Addressing PTI workers in Mardan, Mr Khan alleged that he was ousted from power through a conspiracy hatched jointly by America and Pakistani opposition parties’ leaders. He said he sent former finance minister Shaukat Tareen to ‘neutrals’ to stop conspiracy being hatched against his government, as otherwise Pakistan’s economy would be ruined.
But the ‘neutrals’ did not play their role to block the way of conspirators, he said, adding that a no-confidence move was allowed to succeed to replace him with ‘looters and plunderers’.
He said that he visited Mardan district to prepare people for Islamabad-march to press the incumbent government to announce a date for the fresh general election, which was ‘the only solution’ to all problems.
“People will decide who has the right to run the country’s affairs,” he said, adding that those sitting in the UK had no right to decide Pakistan’s fate. He said it was a decisive movement for people to decide if they wanted to remain slaves of America or they wanted to free themselves from the US slavery.

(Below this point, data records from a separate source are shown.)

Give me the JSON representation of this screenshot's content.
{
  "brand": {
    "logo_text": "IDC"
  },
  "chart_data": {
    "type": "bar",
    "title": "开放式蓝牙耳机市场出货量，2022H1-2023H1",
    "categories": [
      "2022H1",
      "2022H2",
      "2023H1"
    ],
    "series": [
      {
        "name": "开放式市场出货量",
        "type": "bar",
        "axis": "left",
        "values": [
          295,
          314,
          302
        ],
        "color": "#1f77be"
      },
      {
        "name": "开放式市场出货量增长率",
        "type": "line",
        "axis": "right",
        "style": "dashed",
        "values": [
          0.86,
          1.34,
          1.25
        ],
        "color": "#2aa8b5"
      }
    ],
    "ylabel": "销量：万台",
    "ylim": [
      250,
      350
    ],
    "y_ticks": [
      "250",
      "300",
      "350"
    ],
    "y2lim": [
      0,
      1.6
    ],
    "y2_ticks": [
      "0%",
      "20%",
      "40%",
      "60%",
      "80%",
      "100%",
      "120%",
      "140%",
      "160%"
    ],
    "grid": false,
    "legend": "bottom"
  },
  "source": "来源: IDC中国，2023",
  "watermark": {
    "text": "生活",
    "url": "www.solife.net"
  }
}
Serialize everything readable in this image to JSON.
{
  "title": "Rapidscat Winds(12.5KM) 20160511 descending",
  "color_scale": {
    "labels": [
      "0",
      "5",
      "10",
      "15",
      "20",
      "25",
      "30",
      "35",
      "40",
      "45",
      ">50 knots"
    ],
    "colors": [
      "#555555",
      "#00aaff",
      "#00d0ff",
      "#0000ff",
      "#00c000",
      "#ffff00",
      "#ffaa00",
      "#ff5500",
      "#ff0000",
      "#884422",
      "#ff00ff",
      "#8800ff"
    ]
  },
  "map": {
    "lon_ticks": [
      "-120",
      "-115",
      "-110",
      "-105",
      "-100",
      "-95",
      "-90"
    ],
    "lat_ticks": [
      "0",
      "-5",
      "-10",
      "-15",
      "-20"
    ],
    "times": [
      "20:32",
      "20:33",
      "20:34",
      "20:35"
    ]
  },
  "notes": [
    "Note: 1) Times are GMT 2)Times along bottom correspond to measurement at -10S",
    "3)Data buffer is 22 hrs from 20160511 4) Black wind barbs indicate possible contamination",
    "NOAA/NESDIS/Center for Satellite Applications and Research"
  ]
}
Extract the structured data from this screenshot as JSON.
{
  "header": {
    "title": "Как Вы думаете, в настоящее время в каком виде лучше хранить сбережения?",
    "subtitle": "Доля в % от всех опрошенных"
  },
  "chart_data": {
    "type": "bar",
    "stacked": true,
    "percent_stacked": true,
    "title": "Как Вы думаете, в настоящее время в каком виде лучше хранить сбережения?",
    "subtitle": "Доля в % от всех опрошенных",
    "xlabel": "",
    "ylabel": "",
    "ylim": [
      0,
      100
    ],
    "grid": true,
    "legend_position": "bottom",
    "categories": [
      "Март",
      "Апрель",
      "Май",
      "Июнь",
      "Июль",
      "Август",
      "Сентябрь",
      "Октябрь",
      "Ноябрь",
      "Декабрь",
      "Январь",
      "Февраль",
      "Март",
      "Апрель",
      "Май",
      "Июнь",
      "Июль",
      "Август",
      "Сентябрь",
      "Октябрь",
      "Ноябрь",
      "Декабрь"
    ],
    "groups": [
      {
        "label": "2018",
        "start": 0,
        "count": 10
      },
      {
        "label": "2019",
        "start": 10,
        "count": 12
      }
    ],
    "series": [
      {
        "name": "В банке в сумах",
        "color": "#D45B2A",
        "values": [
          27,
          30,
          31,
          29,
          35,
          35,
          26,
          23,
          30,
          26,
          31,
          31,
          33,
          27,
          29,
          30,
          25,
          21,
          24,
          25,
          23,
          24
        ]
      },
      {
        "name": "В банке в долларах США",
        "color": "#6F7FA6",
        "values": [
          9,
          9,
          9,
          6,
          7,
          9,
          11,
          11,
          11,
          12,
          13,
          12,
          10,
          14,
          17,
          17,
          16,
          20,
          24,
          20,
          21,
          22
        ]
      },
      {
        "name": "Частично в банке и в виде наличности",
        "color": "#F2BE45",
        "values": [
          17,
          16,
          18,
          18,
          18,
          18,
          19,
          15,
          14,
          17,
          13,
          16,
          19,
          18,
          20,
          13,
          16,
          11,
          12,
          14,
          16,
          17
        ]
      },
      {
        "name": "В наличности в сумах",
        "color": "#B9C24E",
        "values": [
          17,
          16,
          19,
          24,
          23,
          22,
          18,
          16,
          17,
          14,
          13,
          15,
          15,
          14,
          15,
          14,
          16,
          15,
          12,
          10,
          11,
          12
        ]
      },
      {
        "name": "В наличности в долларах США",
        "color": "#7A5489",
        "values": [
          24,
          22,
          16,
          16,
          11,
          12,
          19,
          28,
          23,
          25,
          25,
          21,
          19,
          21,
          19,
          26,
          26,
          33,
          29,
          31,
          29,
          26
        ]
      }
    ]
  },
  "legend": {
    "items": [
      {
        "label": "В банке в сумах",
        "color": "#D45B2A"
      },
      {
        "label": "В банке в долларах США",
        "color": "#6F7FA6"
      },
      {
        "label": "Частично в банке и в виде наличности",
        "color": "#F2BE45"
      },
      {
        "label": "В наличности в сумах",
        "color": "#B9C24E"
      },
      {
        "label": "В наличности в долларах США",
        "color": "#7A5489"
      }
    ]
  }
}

Earlier during his talk with media persons, the PTI chairman said he had enjoyed good relations with the ‘establishment’ during his over three years of rule, but differences surfaced on the issue of removal of the former CM and former director general of the Inter-Services Intelligence.
Mr Khan said his government had no say in the judiciary and the National Accountability Bureau, but “those who had an influence on these institutions” could get sentenced eight to 10 people to strengthen the country’s accountability system.
He questioned why the removal of ex-CM was imperative when no one was paying any heed to what he called ‘unprecedented mismanagement and corruption’ in Sindh. He claimed he had no intention to appoint former DG ISI (Lt Gen Faiz Hameed) as the new army chief. “I swear to Allah Almighty that I had not even thought about appointing former DG ISI as army chief,” he added.
“In early days of my government, some 30 MPAs (of opposition benches) in Punjab wanted to make a forward bloc and join us after which politics of N league (Pakistan Muslim League-Nawaz) could finish, but these MPAs received calls from powerful quarters that they should stay where they were,” he added.
Tweets about ‘neutrals’
Earlier in the day, Mr Khan said he had already warned the ‘neutrals’ that if a ‘conspiracy’ against his government succeeded, the country would face an unprecedented economic crisis.
“Market awaiting policy and action, which imported government has failed to provide. Shaukat Tareen and I had warned the “neutrals” that if conspiracy succeeded, our fragile economic recovery would go into a tailspin. That is what has now happened,” tweeted the ex-premier, terming the PML-N-led coalition government an ‘imported government’.
“Rupee at an all-time low of Rs193 against the dollar (from Rs178 on March 8); interest rates at 15 per cent highest since 1998; stock market down 3,000 points or 6.4 per cent; stock market lost Rs604 billion capitalisation; inflation 13.4 per cent highest since Jan 2020 which reflects lowest ever confidence in imported government,” he tweeted.